Une fois par an, l’employeur devra informer les effectifs de l’existence de ce droit et expliquer la procédure pour l’exercer. Les représentants du personnel pourront formuler ces demandes au nom des salariés afin de garantir la transparence collective. Les informations communiquées devront être accessibles aux personnes en situation de handicap et adaptées à leurs besoins.
Le salarié conservera la liberté de révéler sa propre rémunération, et toute clause contractuelle contraire sera réputée nulle. Cette disposition vise à protéger la circulation de l’information et à prévenir les clauses visant à maintenir l’opacité. La mise en conformité avec ces règles constituera un signal fort pour améliorer l’équité interne.
Quelles obligations de publication selon la taille de l’entreprise?
La directive fixe un calendrier de publication des données sur l’égalité salariale qui varie selon l’effectif de l’entreprise. Les obligations s’appliquent de manière plus stricte aux structures les plus importantes et s’étalent dans le temps pour laisser aux PME une marge d’adaptation. Les données sont transmises à une autorité nationale qui les rend publiques.
| Taille de l’entreprise | Date de première publication | Fréquence |
|---|---|---|
| 250 salariés et plus | Avant le 7 juin 2027 | Chaque année |
| 150 à 249 salariés | Avant le 7 juin 2027 | Tous les 3 ans |
| 100 à 149 salariés | Avant le 7 juin 2031 | Tous les 3 ans |
| < 100 salariés | Mesures volontaires ou obligations nationales | Variable |
Les publications porteront sur les niveaux de rémunération moyens par sexe, les composantes variables et complémentaires, ainsi que sur les augmentations après congés parentaux. L’État pourra exiger la publication même pour les petites structures si nécessaire pour atteindre les objectifs d’égalité. Les représentants du personnel et l’inspection du travail auront accès aux données pour exercer un contrôle.
Que se passe-t-il en cas d’écart salarial injustifié?

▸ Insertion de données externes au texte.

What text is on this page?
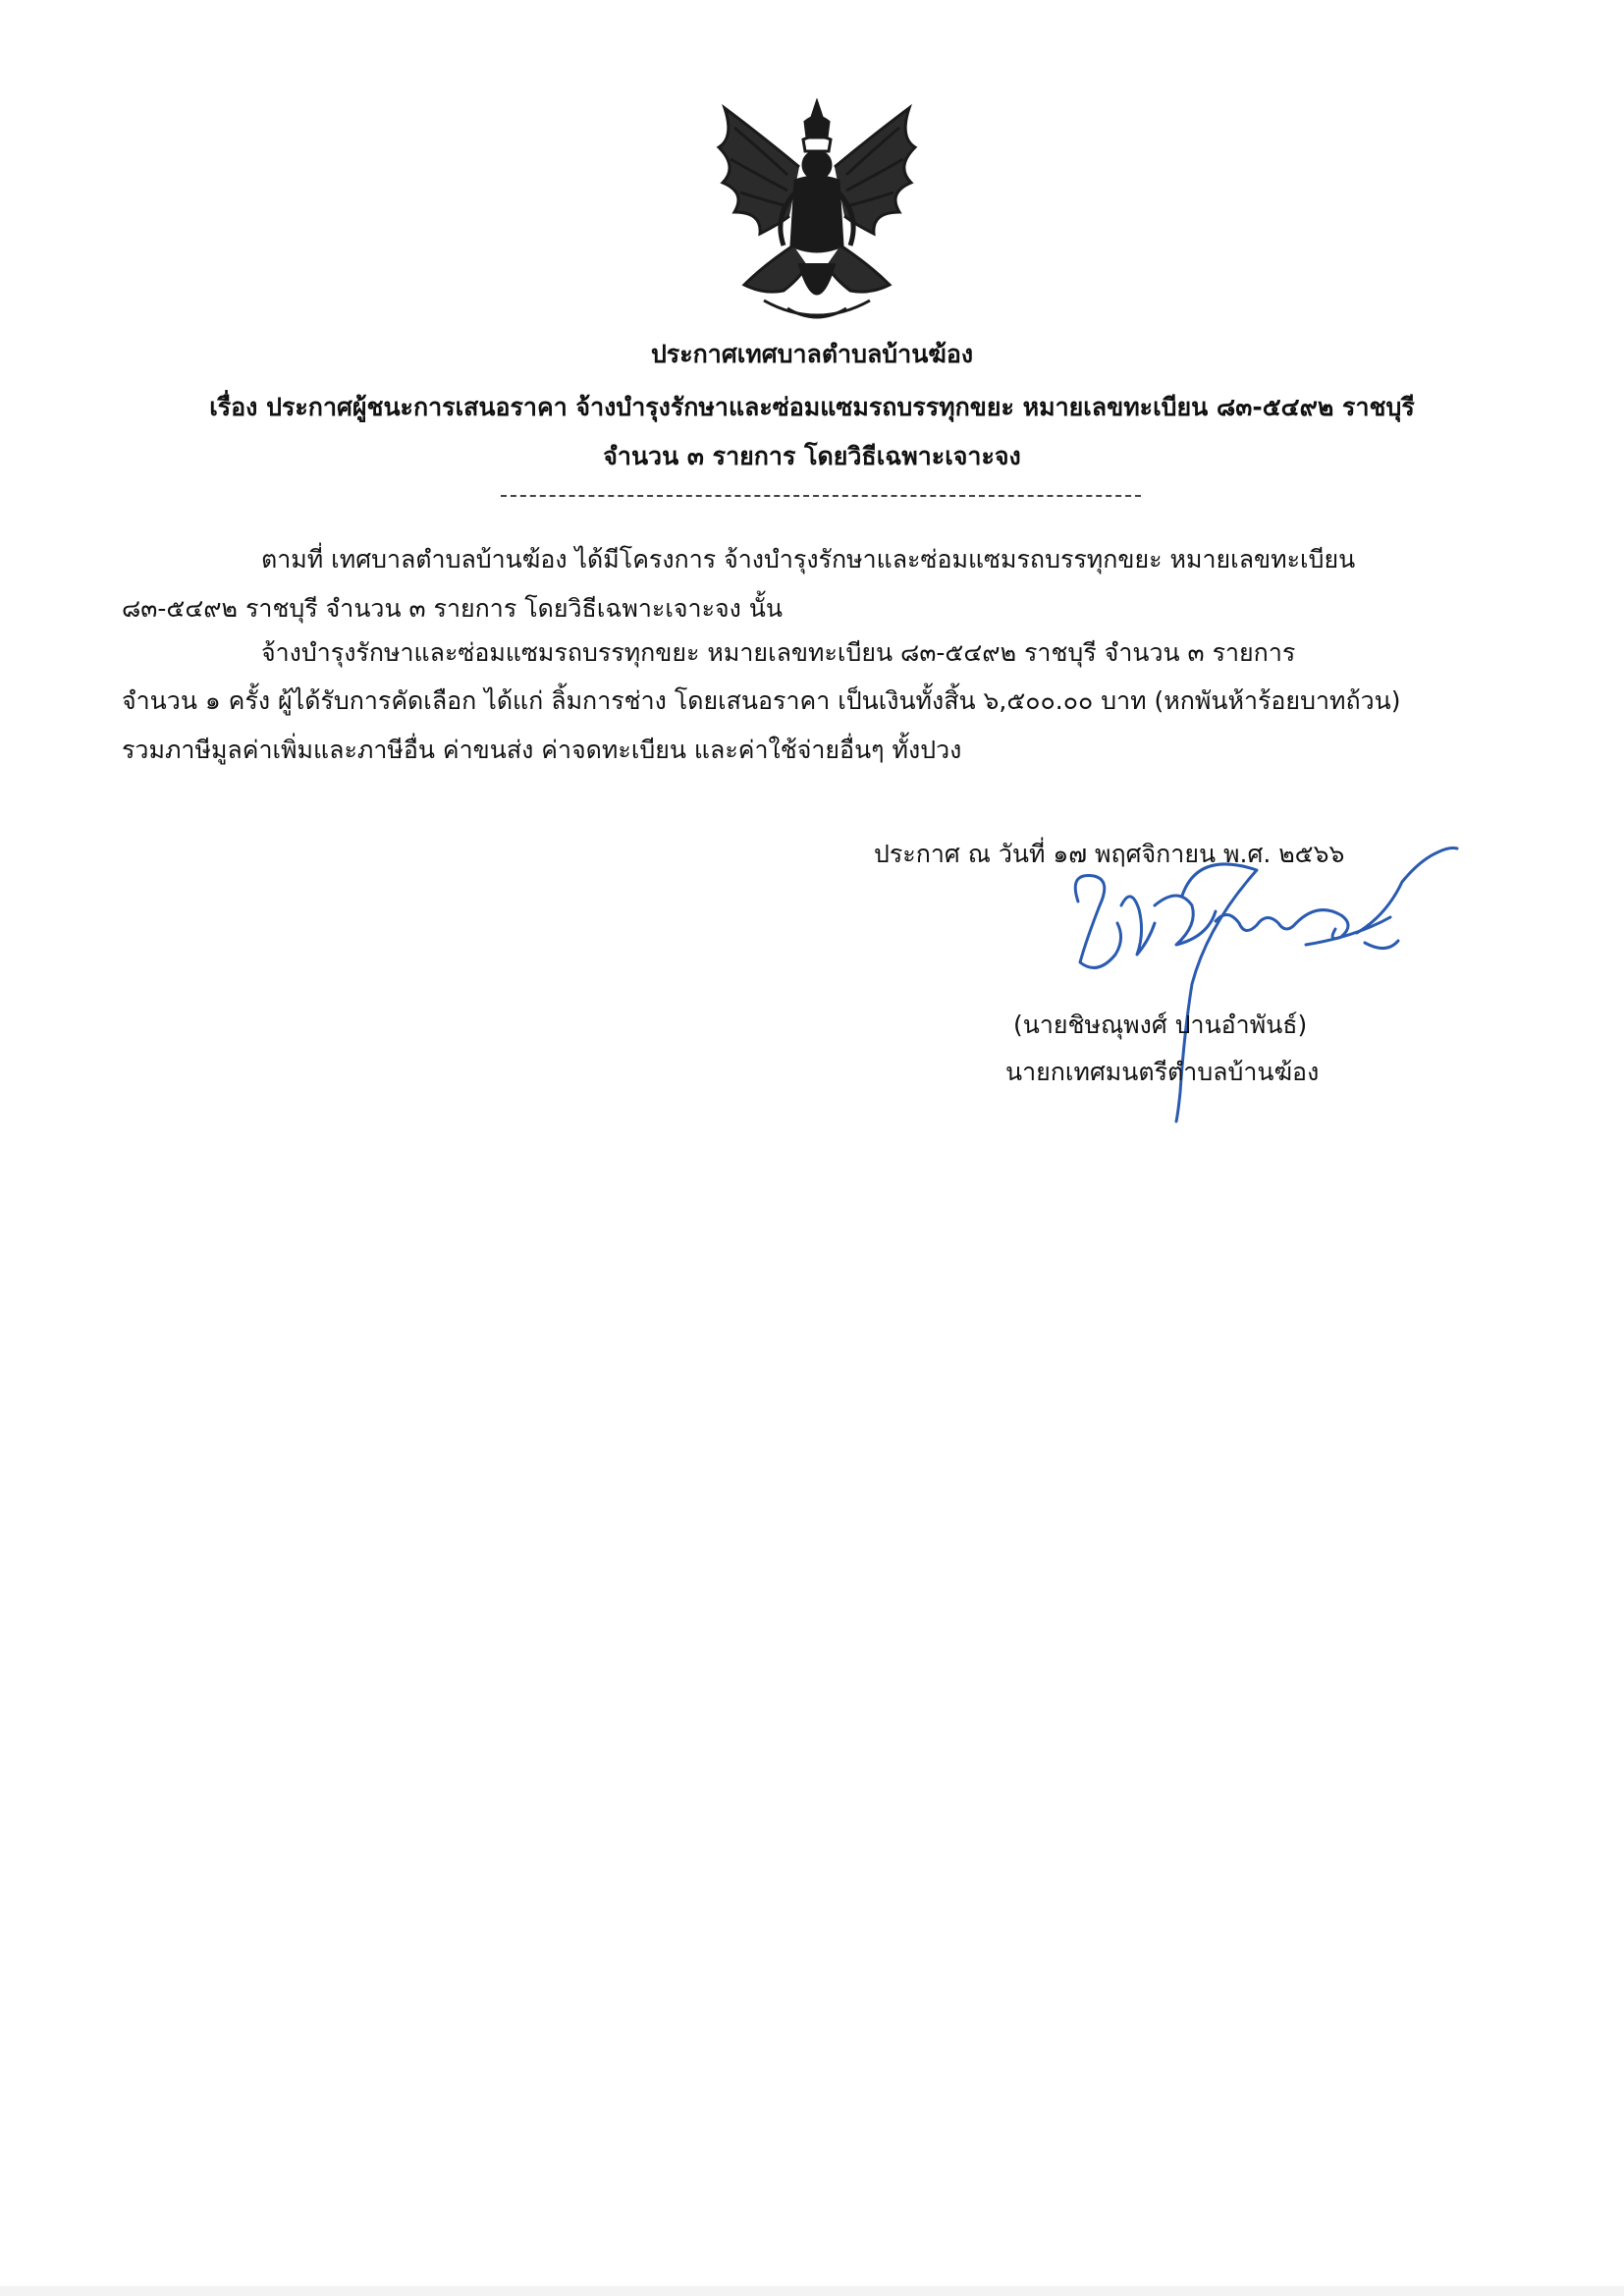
ประกาศเทศบาลตำบลบ้านฆ้อง
เรื่อง ประกาศผู้ชนะการเสนอราคา จ้างบำรุงรักษาและซ่อมแซมรถบรรทุกขยะ หมายเลขทะเบียน ๘๓-๕๔๙๒ ราชบุรี
จำนวน ๓ รายการ โดยวิธีเฉพาะเจาะจง
ตามที่ เทศบาลตำบลบ้านฆ้อง ได้มีโครงการ จ้างบำรุงรักษาและซ่อมแซมรถบรรทุกขยะ หมายเลขทะเบียน
๘๓-๕๔๙๒ ราชบุรี จำนวน ๓ รายการ โดยวิธีเฉพาะเจาะจง นั้น
จ้างบำรุงรักษาและซ่อมแซมรถบรรทุกขยะ หมายเลขทะเบียน ๘๓-๕๔๙๒ ราชบุรี จำนวน ๓ รายการ
จำนวน ๑ ครั้ง ผู้ได้รับการคัดเลือก ได้แก่ ลิ้มการช่าง โดยเสนอราคา เป็นเงินทั้งสิ้น ๖,๕๐๐.๐๐ บาท (หกพันห้าร้อยบาทถ้วน)
รวมภาษีมูลค่าเพิ่มและภาษีอื่น ค่าขนส่ง ค่าจดทะเบียน และค่าใช้จ่ายอื่นๆ ทั้งปวง
ประกาศ ณ วันที่ ๑๗ พฤศจิกายน พ.ศ. ๒๕๖๖
(นายชิษณุพงศ์ ปานอำพันธ์)
นายกเทศมนตรีตำบลบ้านฆ้อง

Si un écart de rémunération moyen d’au moins 5 % est constaté dans une catégorie professionnelle et qu’aucune justification objective ne l’explique, l’employeur devra engager une évaluation conjointe avec les représentants du personnel. Cette analyse vise à identifier les causes et à proposer des mesures correctives dans un délai précis. Si aucune action n’est menée dans les six mois suivant la publication des données, l’obligation d’évaluation se déclenche automatiquement.
Cette évaluation comprend plusieurs étapes clés :
- Analyse des proportions femmes/hommes par catégorie professionnelle ;
- Comparaison des niveaux de rémunération fixes et variables ;
- Identification des écarts et des causes fondées sur des critères objectifs.
En cas de discrimination avérée, les victimes pourront obtenir une réparation intégrale couvrant arriérés, avantages en nature et préjudice moral, sans plafond. La directive prévoit également un renversement de la charge de la preuve : lorsque le salarié apporte des éléments laissant présumer une discrimination, l’employeur devra démontrer l’absence de traitement inégal. Les autorités nationales pourront, le cas échéant, imposer des injonctions pour faire cesser les violations.
Quel accompagnement pour les entreprises de taille moyenne?
Les États membres devront offrir un soutien technique et des formations aux entreprises de moins de 250 salariés afin de faciliter la mise en œuvre des nouvelles obligations. Cet accompagnement inclut des guides pratiques, des outils d’analyse et, si besoin, une assistance pour élaborer des plans correctifs. L’objectif consiste à éviter que la charge administrative n’entrave la conformité.
Les représentants du personnel bénéficieront aussi d’actions de formation pour participer efficacement aux évaluations conjointes. La disponibilité de ressources adaptées permet de transformer ces obligations en opportunités d’amélioration des pratiques RH. À terme, un accompagnement bien conçu favorisera une meilleure attractivité et une gestion plus équitable des talents.